Build and Deploy AI Everywhere with a Universal AI Platform

Jordan Plawner, Global AI Product Director

Chandan Damannagari, Director, AI Software
LinkedIn

Intel Corporation

The Challenge of AI Adoption

As important as artificial intelligence has become on a global scale to accelerate scientific discovery and transform consumer and business services, the reality remains that AI implementation is not occurring evenly. According to McKinsey’s The State of AI in 2022, adoption of AI by organizations has stalled at 50% and 53% of all AI projects fail to get into production.

This is concerning—the benefits of AI are too great to be in the hands of only a few, which makes this an opportune time to survey the challenges of going from AI concept to deployment.

For data scientists, AI starts as an end-to-end (E2E) pipeline including data engineering, experimentation, and live-streaming data using both classical machine learning (ML) and deep learning (DL) techniques. The E2E pipeline requires a balanced platform across memory, throughput, and dense matrix and general-purpose compute to optimally run any AI code.

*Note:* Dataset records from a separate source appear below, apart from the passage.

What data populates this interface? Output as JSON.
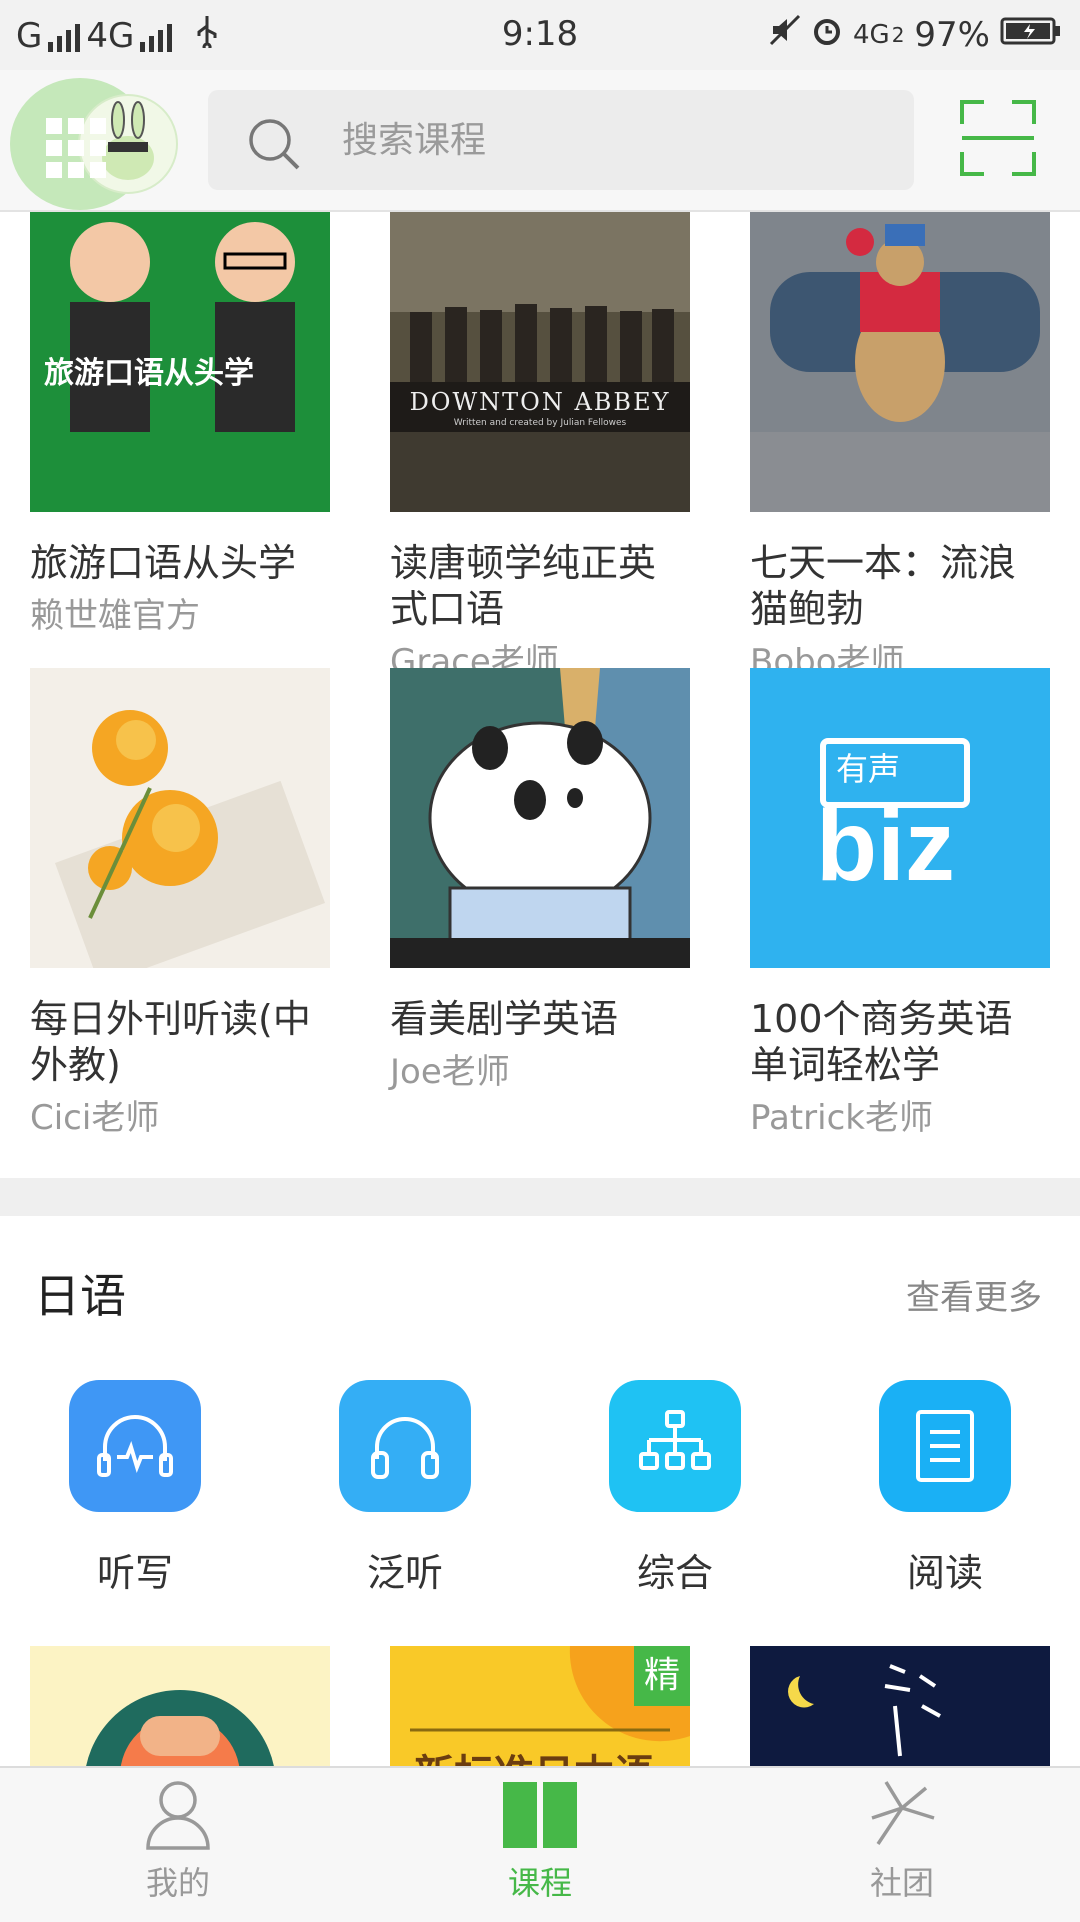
{
  "status_bar": {
    "carrier_left": "G",
    "network_1": "4G",
    "time": "9:18",
    "network_2": "4G",
    "sim_2": "2",
    "battery": "97%"
  },
  "top_bar": {
    "search_placeholder": "搜索课程"
  },
  "courses_row1": [
    {
      "title": "旅游口语从头学",
      "author": "赖世雄官方",
      "thumb_caption": "旅游口语从头学"
    },
    {
      "title": "读唐顿学纯正英式口语",
      "author": "Grace老师",
      "thumb_caption": "DOWNTON ABBEY",
      "thumb_sub": "Written and created by Julian Fellowes"
    },
    {
      "title": "七天一本：流浪猫鲍勃",
      "author": "Bobo老师"
    }
  ],
  "courses_row2": [
    {
      "title": "每日外刊听读(中外教)",
      "author": "Cici老师"
    },
    {
      "title": "看美剧学英语",
      "author": "Joe老师"
    },
    {
      "title": "100个商务英语单词轻松学",
      "author": "Patrick老师",
      "thumb_badge": "有声",
      "thumb_word": "biz"
    }
  ],
  "section": {
    "title": "日语",
    "view_more": "查看更多"
  },
  "categories": [
    {
      "label": "听写",
      "icon": "waveform-headphones-icon",
      "color": "#3f97f5"
    },
    {
      "label": "泛听",
      "icon": "headphones-icon",
      "color": "#34aef5"
    },
    {
      "label": "综合",
      "icon": "hierarchy-icon",
      "color": "#1fc2f3"
    },
    {
      "label": "阅读",
      "icon": "document-icon",
      "color": "#1ab0f5"
    }
  ],
  "bottom_row": {
    "badge": "精",
    "partial_text": "新标准日本语"
  },
  "tabbar": {
    "tabs": [
      {
        "label": "我的",
        "icon": "person-icon",
        "active": false
      },
      {
        "label": "课程",
        "icon": "book-icon",
        "active": true
      },
      {
        "label": "社团",
        "icon": "community-icon",
        "active": false
      }
    ]
  },
  "colors": {
    "accent_green": "#46b848",
    "inactive_gray": "#999999"
  }
}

For the line of business, AI is a capability that enhances an application and complies with service level agreements (SLAs) including throughput, latency, and platform flexibility. Projects have difficulty transitioning from experimentation to production because of waterfalling from the data team to model development to the team operationalizing from the data center to the factory floor. These stages are often done with different platforms, causing rework. A collaborative method pushes upstream the production SLA requirements and includes a single E2E platform architecture from data center to the edge.

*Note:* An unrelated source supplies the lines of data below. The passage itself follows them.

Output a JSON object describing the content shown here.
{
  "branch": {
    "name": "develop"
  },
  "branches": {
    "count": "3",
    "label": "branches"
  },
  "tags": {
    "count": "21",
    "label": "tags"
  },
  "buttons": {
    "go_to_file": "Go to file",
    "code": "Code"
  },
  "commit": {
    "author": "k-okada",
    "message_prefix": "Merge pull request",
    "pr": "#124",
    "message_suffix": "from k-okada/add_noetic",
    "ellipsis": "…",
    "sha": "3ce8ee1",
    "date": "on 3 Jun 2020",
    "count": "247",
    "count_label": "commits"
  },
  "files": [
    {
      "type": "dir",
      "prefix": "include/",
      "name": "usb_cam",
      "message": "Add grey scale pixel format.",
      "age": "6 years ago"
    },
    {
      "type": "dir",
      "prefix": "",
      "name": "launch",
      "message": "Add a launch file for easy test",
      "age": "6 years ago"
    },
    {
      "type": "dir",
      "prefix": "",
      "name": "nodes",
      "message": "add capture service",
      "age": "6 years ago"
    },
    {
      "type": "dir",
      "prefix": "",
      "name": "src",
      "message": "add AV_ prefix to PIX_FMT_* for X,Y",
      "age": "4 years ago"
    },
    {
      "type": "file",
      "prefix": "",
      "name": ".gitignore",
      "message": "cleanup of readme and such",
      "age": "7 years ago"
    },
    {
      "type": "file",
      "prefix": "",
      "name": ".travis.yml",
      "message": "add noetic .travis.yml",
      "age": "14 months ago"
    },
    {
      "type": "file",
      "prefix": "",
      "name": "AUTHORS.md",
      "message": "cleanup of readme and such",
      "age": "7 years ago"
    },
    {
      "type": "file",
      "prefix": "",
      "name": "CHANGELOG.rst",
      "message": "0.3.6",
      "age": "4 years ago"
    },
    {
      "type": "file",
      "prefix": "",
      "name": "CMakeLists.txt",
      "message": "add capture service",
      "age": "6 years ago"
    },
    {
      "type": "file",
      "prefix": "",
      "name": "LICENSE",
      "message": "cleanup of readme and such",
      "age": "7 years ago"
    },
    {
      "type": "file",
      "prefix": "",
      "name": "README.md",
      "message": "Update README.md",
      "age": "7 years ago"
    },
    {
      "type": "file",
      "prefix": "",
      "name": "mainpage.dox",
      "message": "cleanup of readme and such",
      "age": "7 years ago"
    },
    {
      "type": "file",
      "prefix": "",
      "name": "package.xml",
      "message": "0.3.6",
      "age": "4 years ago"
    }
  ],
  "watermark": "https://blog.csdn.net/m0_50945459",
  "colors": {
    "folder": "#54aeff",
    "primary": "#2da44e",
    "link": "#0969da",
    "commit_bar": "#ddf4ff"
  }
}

Let’s discuss what that means.

What is a Universal AI Platform?

It’s a platform with flexibility to run every AI code, scope to empower every developer, and scale to enable AI everywhere.

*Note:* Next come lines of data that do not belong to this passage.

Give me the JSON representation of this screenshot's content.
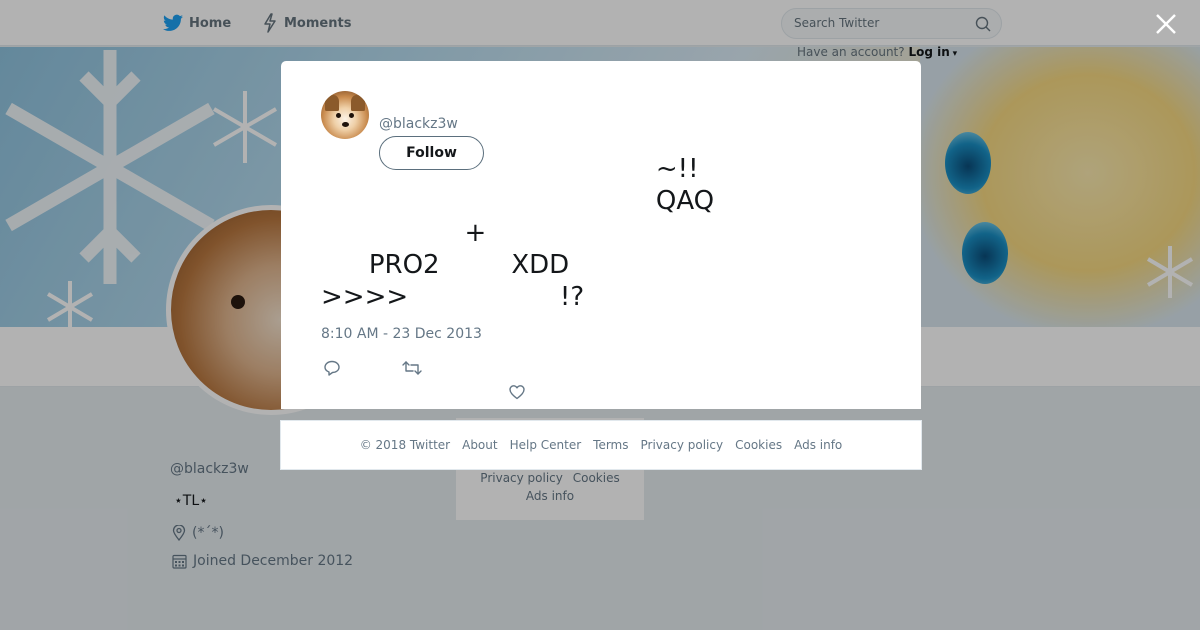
{
  "nav": {
    "home_label": "Home",
    "moments_label": "Moments",
    "search_placeholder": "Search Twitter",
    "have_account_text": "Have an account?",
    "login_label": "Log in"
  },
  "profile": {
    "name": "ㅤㅤ",
    "handle": "@blackz3w",
    "bio": "⋆TL⋆",
    "location": "(*´*)",
    "joined": "Joined December 2012"
  },
  "side_footer": {
    "privacy": "Privacy policy",
    "cookies": "Cookies",
    "ads": "Ads info"
  },
  "modal": {
    "handle": "@blackz3w",
    "follow_label": "Follow",
    "tweet_text": "ㅤㅤㅤㅤㅤㅤㅤㅤㅤㅤㅤㅤㅤㅤ~!!\nㅤㅤㅤㅤㅤㅤㅤㅤㅤㅤㅤㅤㅤㅤQAQ\nㅤㅤㅤㅤㅤㅤ+ㅤㅤㅤ\nㅤㅤPRO2ㅤㅤㅤXDD\n>>>>ㅤㅤㅤㅤㅤㅤ !?",
    "timestamp": "8:10 AM - 23 Dec 2013"
  },
  "footer": {
    "copyright": "© 2018 Twitter",
    "about": "About",
    "help": "Help Center",
    "terms": "Terms",
    "privacy": "Privacy policy",
    "cookies": "Cookies",
    "ads": "Ads info"
  },
  "colors": {
    "accent": "#1da1f2",
    "text_primary": "#14171a",
    "text_secondary": "#657786"
  },
  "icons": [
    "twitter-bird-icon",
    "lightning-icon",
    "search-icon",
    "close-icon",
    "location-icon",
    "calendar-icon",
    "reply-icon",
    "retweet-icon",
    "heart-icon"
  ]
}
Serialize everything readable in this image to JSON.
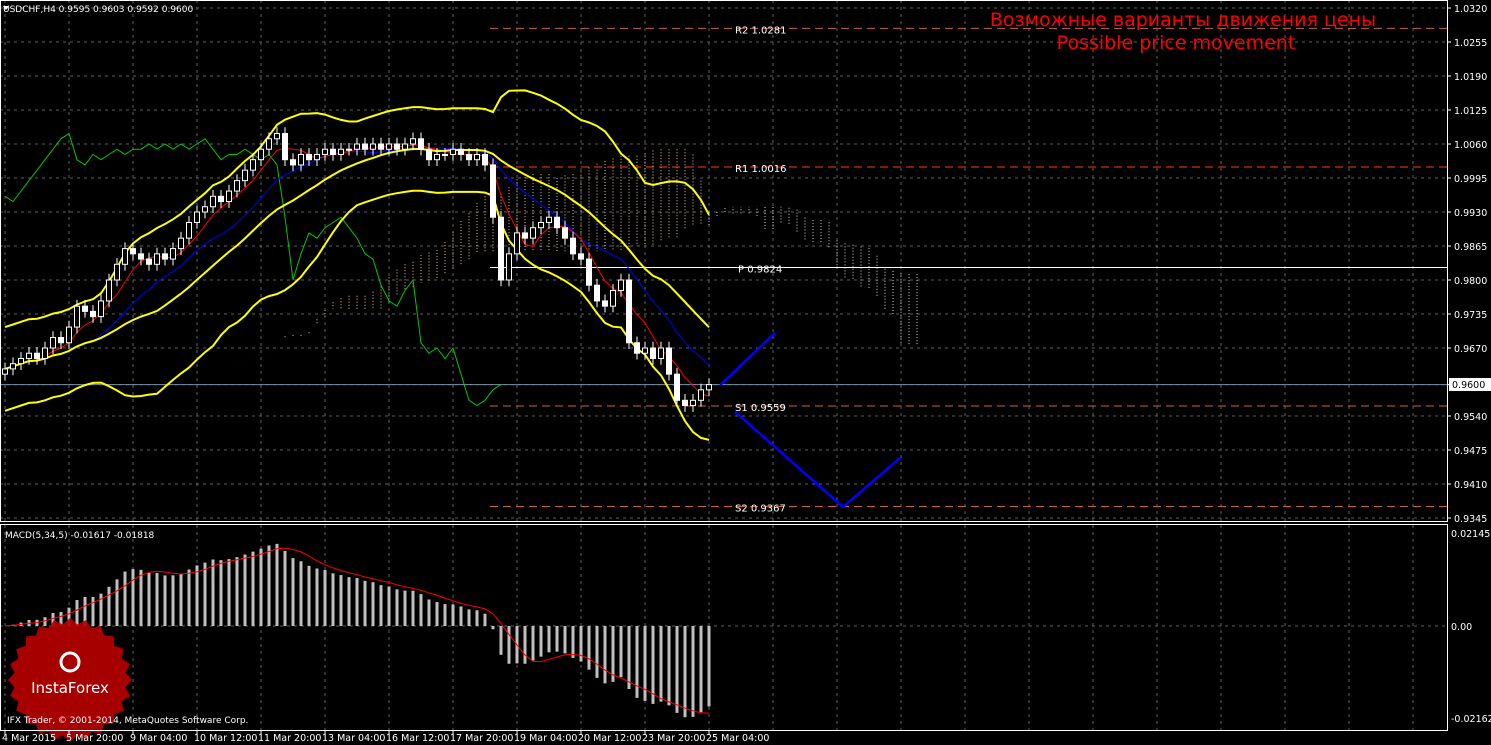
{
  "header": {
    "symbol_info": "USDCHF,H4  0.9595 0.9603 0.9592 0.9600"
  },
  "annotation": {
    "line1": "Возможные варианты движения цены",
    "line2": "Possible price movement",
    "color": "#ff0000"
  },
  "macd_label": "MACD(5,34,5) -0.01617 -0.01818",
  "copyright": "IFX Trader, © 2001-2014, MetaQuotes Software Corp.",
  "logo_text": "InstaForex",
  "current_price": "0.9600",
  "chart_data": {
    "type": "candlestick",
    "timeframe": "H4",
    "price_ticks": [
      "1.0320",
      "1.0255",
      "1.0190",
      "1.0125",
      "1.0060",
      "0.9995",
      "0.9930",
      "0.9865",
      "0.9800",
      "0.9735",
      "0.9670",
      "0.9600",
      "0.9540",
      "0.9475",
      "0.9410",
      "0.9345"
    ],
    "price_range": [
      0.9345,
      1.032
    ],
    "macd_ticks": [
      "0.02145",
      "0.00",
      "-0.02162"
    ],
    "macd_range": [
      -0.02162,
      0.02145
    ],
    "time_labels": [
      {
        "bar": 0,
        "label": "4 Mar 2015"
      },
      {
        "bar": 8,
        "label": "5 Mar 20:00"
      },
      {
        "bar": 16,
        "label": "9 Mar 04:00"
      },
      {
        "bar": 24,
        "label": "10 Mar 12:00"
      },
      {
        "bar": 32,
        "label": "11 Mar 20:00"
      },
      {
        "bar": 40,
        "label": "13 Mar 04:00"
      },
      {
        "bar": 48,
        "label": "16 Mar 12:00"
      },
      {
        "bar": 56,
        "label": "17 Mar 20:00"
      },
      {
        "bar": 64,
        "label": "19 Mar 04:00"
      },
      {
        "bar": 72,
        "label": "20 Mar 12:00"
      },
      {
        "bar": 80,
        "label": "23 Mar 20:00"
      },
      {
        "bar": 88,
        "label": "25 Mar 04:00"
      }
    ],
    "closes": [
      0.963,
      0.964,
      0.965,
      0.966,
      0.965,
      0.967,
      0.969,
      0.968,
      0.971,
      0.975,
      0.974,
      0.973,
      0.976,
      0.98,
      0.983,
      0.986,
      0.985,
      0.984,
      0.983,
      0.985,
      0.984,
      0.986,
      0.988,
      0.991,
      0.993,
      0.994,
      0.996,
      0.995,
      0.997,
      0.999,
      1.001,
      1.003,
      1.005,
      1.007,
      1.008,
      1.003,
      1.002,
      1.004,
      1.003,
      1.004,
      1.005,
      1.004,
      1.005,
      1.005,
      1.006,
      1.005,
      1.006,
      1.005,
      1.006,
      1.005,
      1.006,
      1.007,
      1.005,
      1.003,
      1.004,
      1.004,
      1.005,
      1.004,
      1.003,
      1.004,
      1.002,
      0.992,
      0.98,
      0.985,
      0.989,
      0.988,
      0.99,
      0.991,
      0.992,
      0.99,
      0.988,
      0.985,
      0.984,
      0.979,
      0.976,
      0.975,
      0.978,
      0.98,
      0.968,
      0.966,
      0.967,
      0.965,
      0.967,
      0.962,
      0.957,
      0.956,
      0.957,
      0.959,
      0.96
    ],
    "levels": [
      {
        "name": "R2",
        "label": "R2 1.0281",
        "price": 1.0281,
        "color": "#c8643c"
      },
      {
        "name": "R1",
        "label": "R1 1.0016",
        "price": 1.0016,
        "color": "#ff3c00"
      },
      {
        "name": "P",
        "label": "P 0.9824",
        "price": 0.9824,
        "color": "#ffffff"
      },
      {
        "name": "S1",
        "label": "S1 0.9559",
        "price": 0.9559,
        "color": "#c8643c"
      },
      {
        "name": "S2",
        "label": "S2 0.9367",
        "price": 0.9367,
        "color": "#c8643c"
      }
    ],
    "forecast_paths": [
      {
        "name": "bullish",
        "points": [
          [
            89.4,
            0.9599
          ],
          [
            96.25,
            0.9699
          ]
        ]
      },
      {
        "name": "bearish",
        "points": [
          [
            91.25,
            0.9548
          ],
          [
            104.75,
            0.9366
          ],
          [
            111.9,
            0.946
          ]
        ]
      }
    ],
    "colors": {
      "bollinger": "#ffff00",
      "ma_fast": "#ff0000",
      "ma_slow": "#0000ff",
      "chikou": "#00c800",
      "forecast": "#0000ff",
      "macd_signal": "#ff0000",
      "macd_hist": "#c0c0c0"
    }
  }
}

Intel’s vision is to accelerate AI infusion into every application by delivering end-to-end application performance, as opposed to select DL or ML kernel performance. To scale AI, the full stack must be optimized from chips to software libraries to applications.

The 3 components of a universal AI platform are:

General Purpose and AI-Specific Compute: 4^th Gen Intel® Xeon® Scalable processors to run any AI code and every workload by combining the flexibility of a general-purpose CPU and the performance of a deep-learning accelerator. The processors can also integrate effortlessly with other processors and specialized accelerators, including GPUs and ASICs.
Open, Standards-based Software: An AI software suite of open source frameworks and AI model and E2E optimization tools for developers to build and deploy AI everywhere.
Ecosystem Engagement: Pre-built solutions with Intel partners to address the business needs of end customers and accelerate time to market.

Run Any AI Code and Every Workload

AI on CPUs has the advantages of ubiquity, flexibility, and programming model familiarity. This is especially true for 4^th Gen Intel® Xeon® Scalable processors, which are balanced for optimal performance across workloads with the built-in performance of an AI accelerator.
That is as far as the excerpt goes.